The study will involve a combination of Twitter searches and conventional survey approaches to evaluate the reasons for vaccine refusal, and analyze variations in refusal patterns between different demographics and communities. The study is particularly topical in light of the severity of the current flu seasons, as well as recent outbreaks of vaccine-preventable illnesses such as measles, which has re-emerged in 17 states and the District of Columbia. Mumps has also been reported among players in the National Hockey League.

According to researcher Karen Hilyard, PhD, assistant professor at the College of Public Health at the University of Georgia, the study’s combination of traditional surveys and Twitter data is likely to offer a diverse representation of different demographics.

“Survey data tend to draw from older, white, rural households, whereas younger, urban minorities are overrepresented on Twitter," Hilyard said in the press release. "These two techniques complement each other perfectly.”

The researchers will conduct targeted Twitter searches for attitudes about vaccine refusal or hesitancy using new computer algorithms being developed by researcher Mark Dredze, PhD, assistant research professor at Johns Hopkins University.

“We hope to gain insights into people’s reasoning about vaccines by automatically processing millions of Twitter messages,” Dredze said in the release.

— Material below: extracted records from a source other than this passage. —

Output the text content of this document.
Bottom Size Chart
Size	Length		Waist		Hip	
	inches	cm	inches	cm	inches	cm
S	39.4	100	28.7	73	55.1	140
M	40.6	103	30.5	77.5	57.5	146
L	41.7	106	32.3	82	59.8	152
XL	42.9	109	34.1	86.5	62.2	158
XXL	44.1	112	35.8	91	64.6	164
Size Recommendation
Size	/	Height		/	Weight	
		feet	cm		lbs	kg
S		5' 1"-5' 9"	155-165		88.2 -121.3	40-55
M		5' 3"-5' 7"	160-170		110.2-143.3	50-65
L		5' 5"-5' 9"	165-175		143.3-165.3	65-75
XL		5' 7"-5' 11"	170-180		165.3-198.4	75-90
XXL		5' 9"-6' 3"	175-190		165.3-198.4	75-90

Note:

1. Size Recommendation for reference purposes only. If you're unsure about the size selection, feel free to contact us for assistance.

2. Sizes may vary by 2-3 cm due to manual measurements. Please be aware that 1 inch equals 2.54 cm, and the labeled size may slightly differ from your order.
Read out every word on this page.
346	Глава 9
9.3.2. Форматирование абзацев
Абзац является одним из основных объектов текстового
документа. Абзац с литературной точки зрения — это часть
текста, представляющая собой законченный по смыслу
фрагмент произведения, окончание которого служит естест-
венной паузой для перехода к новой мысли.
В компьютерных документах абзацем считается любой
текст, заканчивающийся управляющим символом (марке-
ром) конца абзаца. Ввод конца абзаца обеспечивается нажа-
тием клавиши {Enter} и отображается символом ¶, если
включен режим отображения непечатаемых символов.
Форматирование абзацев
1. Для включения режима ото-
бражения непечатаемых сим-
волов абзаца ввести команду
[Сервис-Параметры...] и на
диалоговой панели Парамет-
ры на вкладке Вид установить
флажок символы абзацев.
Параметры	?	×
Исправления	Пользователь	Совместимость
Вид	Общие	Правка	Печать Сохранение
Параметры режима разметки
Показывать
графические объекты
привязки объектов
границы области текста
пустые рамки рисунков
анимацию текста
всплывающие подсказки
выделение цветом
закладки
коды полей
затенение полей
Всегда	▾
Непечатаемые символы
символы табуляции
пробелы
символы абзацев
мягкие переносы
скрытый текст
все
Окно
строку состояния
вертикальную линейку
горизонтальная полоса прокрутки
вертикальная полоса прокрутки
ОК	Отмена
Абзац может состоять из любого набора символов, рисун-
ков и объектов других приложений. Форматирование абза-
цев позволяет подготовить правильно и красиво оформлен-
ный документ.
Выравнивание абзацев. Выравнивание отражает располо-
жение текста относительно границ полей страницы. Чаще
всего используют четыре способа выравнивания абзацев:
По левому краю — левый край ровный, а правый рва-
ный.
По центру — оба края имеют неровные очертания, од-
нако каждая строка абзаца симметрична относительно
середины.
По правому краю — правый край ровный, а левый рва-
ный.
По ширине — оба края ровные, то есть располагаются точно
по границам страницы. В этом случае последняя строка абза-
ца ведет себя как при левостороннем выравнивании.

The study is funded by a 5-year, $1.6 million grant from the National Institute of General Medical Sciences of the National Institutes of Health. Since receiving the grant last month, Broniatowski, Hilyard and Dredze have begun assessing millions of tweets to collect data on attitudes about flu vaccination. After identifying tweets pertaining to vaccination, they geo-located the messages and analyzed their findings in relation to data from the CDC’s Behavior Risk Factor Surveillance System. They found that states with more residents who underwent flu vaccination also had a higher number of tweets reflecting vaccine-positive attitudes.

Twitter makes surveys easier

“This was really surprising and exciting,” Hilyard said in the press release.  “It shows that we can get this type of information from Twitter faster, cheaper and more easily. Frankly, it's a game changer when it comes to health surveys, especially as we dig deeper to examine more complex attitudes and beliefs among different demographic groups.”

Extracting real-time data on vaccine attitudes from social media will be useful in helping health officials to respond more quickly to the next outbreak, and will expedite necessary research into vaccine refusal and hesitancy.

“The dream would be to get ahead of the next outbreak,” Broniatowski said in the press release. “How can we take what we learn here and better educate parents about the merits of vaccines and other public health decisions that seem risky? If we could do that, then hopefully we'd be able to prevent the next measles outbreak.”

Other researchers in the study include Eili Klein, PhD, assistant professor at the Johns Hopkins School of Medicine; Joshua Epstein, PhD, professor of emergency medicine at Johns Hopkins, and Sandra Quinn, PhD, professor of family science at the University of Maryland.